The tactic was to prevent sales staff from taking advantage of discounts for referred clients. But it drew controversy about how facial recognition technology is used and how anyone could get their facial data taken without being acknowledged.
Face recognition usage in China has expanded to many retail venues, including home sales offices, shopping malls, and many public spaces. The latest technology can identify and analyze faces even when wearing masks and wearing sunglasses.
On October 1, China implemented a new version of the "Information Security Technology Personal Information Security Specification", which clearly stipulated that before collecting personal biometric information, people should be separately notified of the collection and the purpose, method and scope of the information, as well as the storage time, as well as obtaining the express consent of the person.
But today in China, tens of thousands of cameras are recognizing people’s facial information without disclosure and consent. There is little oversight of how these data are collected, stored and used.
Many real estate industry insiders told Chinese media that the application of face recognition in real estate sales venues has been around for 2 years. Many large developers have installed such systems. Only some will post signs that says facial recognition cameras are installed.
This has attracted the attention of regulatory authorities. On November 29, there were media reports that several sales offices in Nanjing received phone calls from relevant government departments requesting the removal of the existing facial recognition system. This is the first such occurrence in the country.
Just like in real estate sales office, some shopping malls and brand stores have already become users of facial recognition technology. Merchants use this to conduct intelligent analysis of entering and exiting customer flow, business type, floor passenger flow, and merchant passenger flow throughout the mall.

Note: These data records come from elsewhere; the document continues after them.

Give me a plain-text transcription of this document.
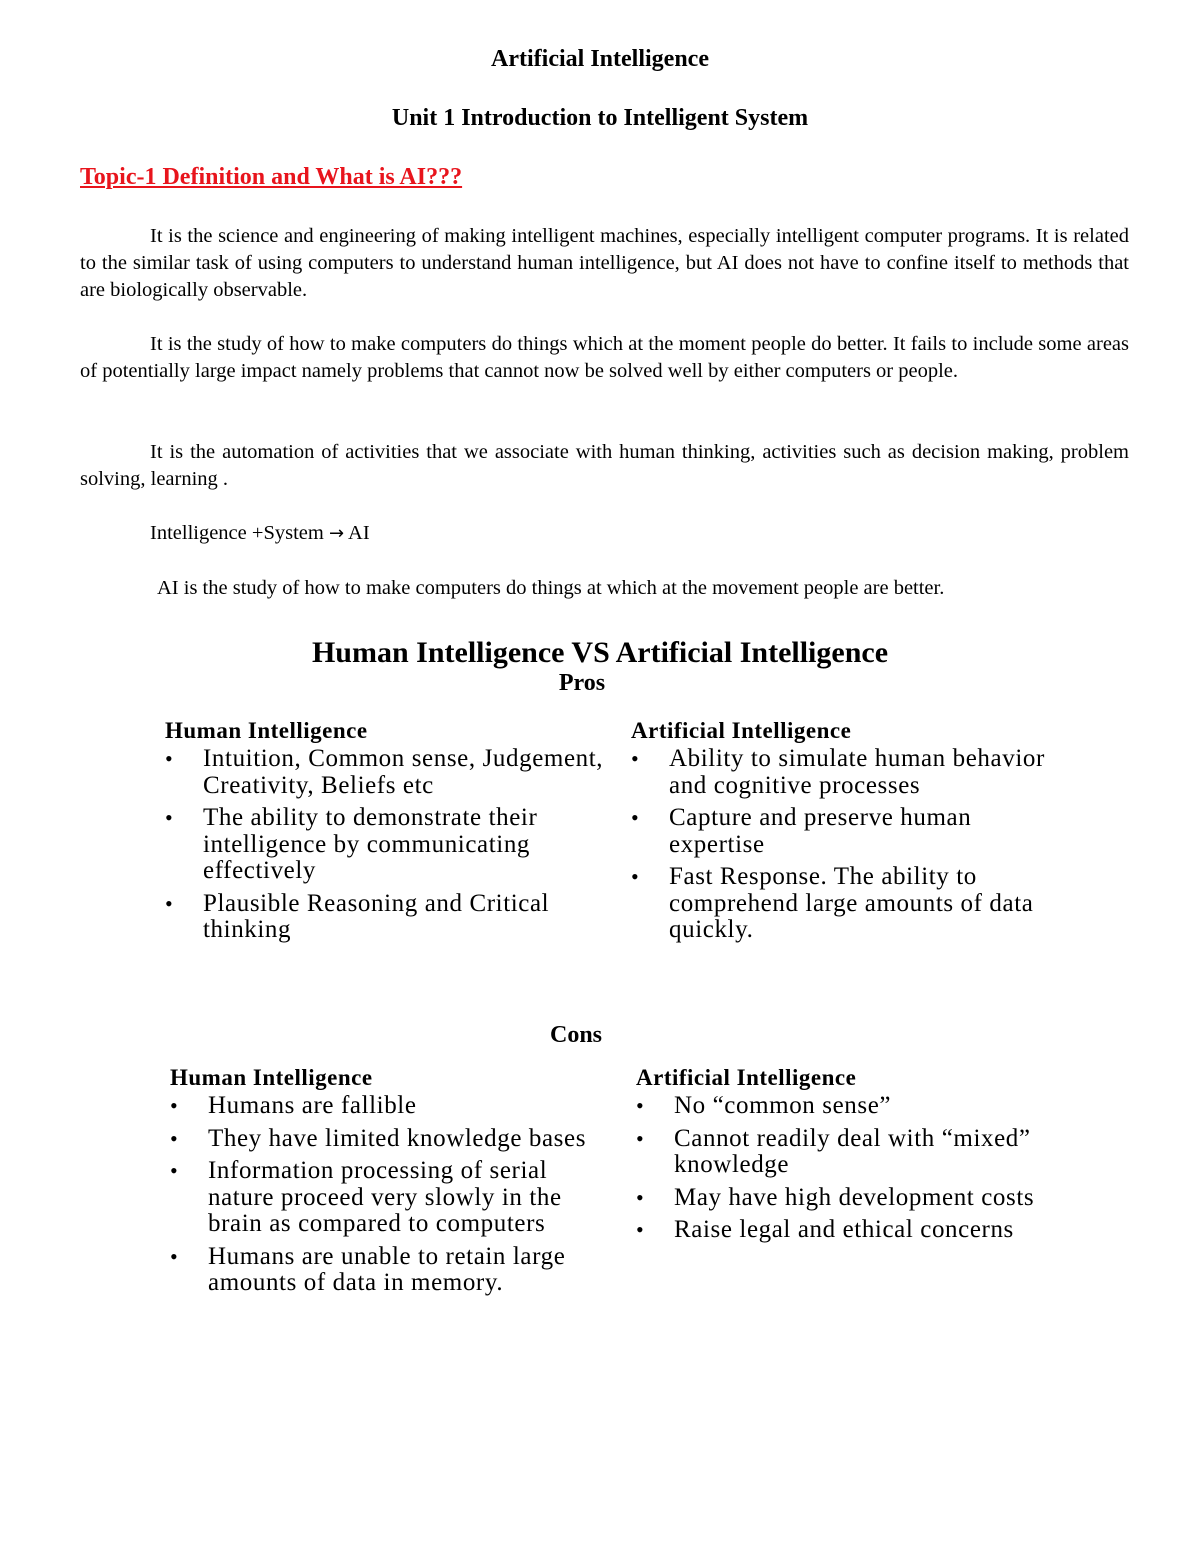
Artificial Intelligence
Unit 1 Introduction to Intelligent System
Topic-1 Definition and What is AI???

It is the science and engineering of making intelligent machines, especially intelligent computer programs. It is related to the similar task of using computers to understand human intelligence, but AI does not have to confine itself to methods that are biologically observable.

It is the study of how to make computers do things which at the moment people do better. It fails to include some areas of potentially large impact namely problems that cannot now be solved well by either computers or people.

It is the automation of activities that we associate with human thinking, activities such as decision making, problem solving, learning .

Intelligence +System → AI

AI is the study of how to make computers do things at which at the movement people are better.

Human Intelligence VS Artificial Intelligence
Pros
Human Intelligence
• Intuition, Common sense, Judgement, Creativity, Beliefs etc
• The ability to demonstrate their intelligence by communicating effectively
• Plausible Reasoning and Critical thinking
Artificial Intelligence
• Ability to simulate human behavior and cognitive processes
• Capture and preserve human expertise
• Fast Response. The ability to comprehend large amounts of data quickly.
Cons
Human Intelligence
• Humans are fallible
• They have limited knowledge bases
• Information processing of serial nature proceed very slowly in the brain as compared to computers
• Humans are unable to retain large amounts of data in memory.
Artificial Intelligence
• No “common sense”
• Cannot readily deal with “mixed” knowledge
• May have high development costs
• Raise legal and ethical concerns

When a consumer visits a mall once, his or her face will be "captured" as soon as they enter the door. When he or she walks around the mall, his or her movement will be completely recorded. When they come back again next time, they will be listed as existing customers.
On each floor and at the entrance of important stores, face recognition cameras or passenger flow analysis equipment that only counts the number of people can be installed to analyze customers’ shopping preferences.
In addition, passenger flow analysis equipment can also be installed at the checkout counter of the shopping mall to analyze the conversion rate of passenger flow.
The facial information can also be tied in to the membership information to identify customer shopping records and facilitate precision marketing messages.
In the 2017 Shanghai Aegean Shopping Park project, a Chinese company called Abizdata that provides such services installed more than 200 face recognition sphere cameras in a six-story shopping mall.
In this year’s Qiandao Lake Yintai City project, each store entrance was also installed a face recognition camera. "In this way, a heat map analysis of the customer’s trajectory can be performed," a company staff said.
Facial recognition cameras are also being installed on advertising screens that are ubiquitous throughout Chinese cities. These ad screens are in the elevator, in hotel lobbies, on the street, and inside shopping malls.
Whenever someone looks at the screen, it could also mean his or her face is being captured by the camera and stored either with the ad company or on the cloud.
Controversy around using facial recognition technology in China is nothing new. Last year, a classroom behavior analysis tool developed by Megvii Technology caused an uproar. The tool captures students’ every move, including raising hands, playing mobile phones, and napping.
China’s laws require personal biometric information be stored separately from personal identification information. The original personal biometric information should not be stored.